野田朱美監督 15日 長野戦(●0-1)後

ーー交流戦では4-4-2で戦っていますが、今シーズンはこの形がベースになるのでしょうか?

今年は守備とセットプレーをテーマにして強化したいと思っているので、今はその原理原則を落とし込むために4-4-2にしています。攻撃で型にはめるのはこのチームには良くないと思っているので、フィットしたシステムはこれから考えていくつもりです。流動的に動いて(自分たちの)システムを壊せるように、今はこの形でやっています。

ーーインサイドでプレーすることが多かった田中陽子選手と川島はるな選手がワイドでプレーしたり、昨年は左サイドだった田中萌選手がボランチに入ったりと、新しいポジションでの起用も見られますが、どのような意図があるのでしょうか。

陽子とはるなは運動量があるので、攻撃で自由を与える代わりに、切り替えの時に一番ハードワークで戻ってきてくれるところに期待しています。
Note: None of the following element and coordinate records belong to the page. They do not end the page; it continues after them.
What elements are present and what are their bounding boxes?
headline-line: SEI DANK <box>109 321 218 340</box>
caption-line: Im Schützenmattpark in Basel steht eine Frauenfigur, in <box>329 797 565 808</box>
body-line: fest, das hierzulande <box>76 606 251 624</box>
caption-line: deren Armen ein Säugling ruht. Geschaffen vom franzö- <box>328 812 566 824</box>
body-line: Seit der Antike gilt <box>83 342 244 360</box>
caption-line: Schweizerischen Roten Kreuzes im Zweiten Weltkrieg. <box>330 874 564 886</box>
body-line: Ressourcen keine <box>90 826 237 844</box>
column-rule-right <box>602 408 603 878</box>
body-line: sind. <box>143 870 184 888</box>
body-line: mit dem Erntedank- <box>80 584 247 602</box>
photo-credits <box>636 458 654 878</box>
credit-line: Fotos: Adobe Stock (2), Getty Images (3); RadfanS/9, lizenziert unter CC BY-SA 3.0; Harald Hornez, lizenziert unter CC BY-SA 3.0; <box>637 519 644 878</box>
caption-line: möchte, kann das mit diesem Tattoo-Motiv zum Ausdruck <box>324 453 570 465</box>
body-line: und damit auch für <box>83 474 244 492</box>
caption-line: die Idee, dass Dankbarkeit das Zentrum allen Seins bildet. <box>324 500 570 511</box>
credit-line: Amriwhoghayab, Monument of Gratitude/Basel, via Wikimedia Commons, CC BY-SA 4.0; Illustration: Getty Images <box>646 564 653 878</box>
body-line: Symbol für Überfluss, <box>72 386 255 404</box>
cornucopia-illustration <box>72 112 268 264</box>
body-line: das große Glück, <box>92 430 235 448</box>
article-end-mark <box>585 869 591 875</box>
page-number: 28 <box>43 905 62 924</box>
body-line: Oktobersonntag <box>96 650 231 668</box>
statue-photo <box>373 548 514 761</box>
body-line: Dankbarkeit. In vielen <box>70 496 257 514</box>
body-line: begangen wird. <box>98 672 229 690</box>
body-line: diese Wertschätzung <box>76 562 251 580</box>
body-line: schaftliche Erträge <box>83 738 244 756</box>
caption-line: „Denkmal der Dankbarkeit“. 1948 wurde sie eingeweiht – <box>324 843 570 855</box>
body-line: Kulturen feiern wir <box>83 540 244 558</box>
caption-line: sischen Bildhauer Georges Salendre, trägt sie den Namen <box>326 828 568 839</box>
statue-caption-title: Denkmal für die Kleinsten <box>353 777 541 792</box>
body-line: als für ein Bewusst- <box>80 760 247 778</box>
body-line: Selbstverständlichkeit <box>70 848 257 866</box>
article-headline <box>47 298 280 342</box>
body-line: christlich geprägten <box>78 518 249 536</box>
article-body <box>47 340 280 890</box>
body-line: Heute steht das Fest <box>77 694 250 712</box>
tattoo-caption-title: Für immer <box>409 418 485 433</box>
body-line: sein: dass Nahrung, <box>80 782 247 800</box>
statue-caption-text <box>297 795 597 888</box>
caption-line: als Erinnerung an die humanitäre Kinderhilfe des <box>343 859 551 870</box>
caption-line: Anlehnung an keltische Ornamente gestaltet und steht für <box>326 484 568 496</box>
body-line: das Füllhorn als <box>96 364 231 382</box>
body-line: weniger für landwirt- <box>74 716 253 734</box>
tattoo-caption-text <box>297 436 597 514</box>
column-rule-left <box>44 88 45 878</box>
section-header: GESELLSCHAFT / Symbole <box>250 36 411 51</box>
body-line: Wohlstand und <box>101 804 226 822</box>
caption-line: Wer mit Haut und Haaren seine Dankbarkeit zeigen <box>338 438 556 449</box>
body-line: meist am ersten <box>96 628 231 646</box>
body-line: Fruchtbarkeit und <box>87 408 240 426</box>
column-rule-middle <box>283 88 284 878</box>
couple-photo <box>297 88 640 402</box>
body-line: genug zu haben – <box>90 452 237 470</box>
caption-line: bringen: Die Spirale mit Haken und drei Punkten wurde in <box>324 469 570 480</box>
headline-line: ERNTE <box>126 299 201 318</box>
ポジションは固定しているわけではなく、今はポゼッションに力を入れている中で、萌にはターンとか、彼女の良さをもう一つ上のレベルで発揮してもらうことと、守備の強化のためにやっています。

ーー新加入選手も安定したプレーを見せていますが、野田監督が目指す攻撃的なスタイルが表現できそうな手応えはありますか?

そうですね。本人たちが積極的に取り組んでくれて、会話しながらいろいろと聞いてくれます。こちらもいろんなことを要求していますが、(選手が)早い段階で吸収して体現してくれているので、そこはポテンシャルに期待してもらってもいいのではないかと思いますね。サッカーを楽しむということがテーマですが、今回(の交流戦)も、見ていて楽しいです。カウンター(を受ける回数)もすごかったですけどね(笑)。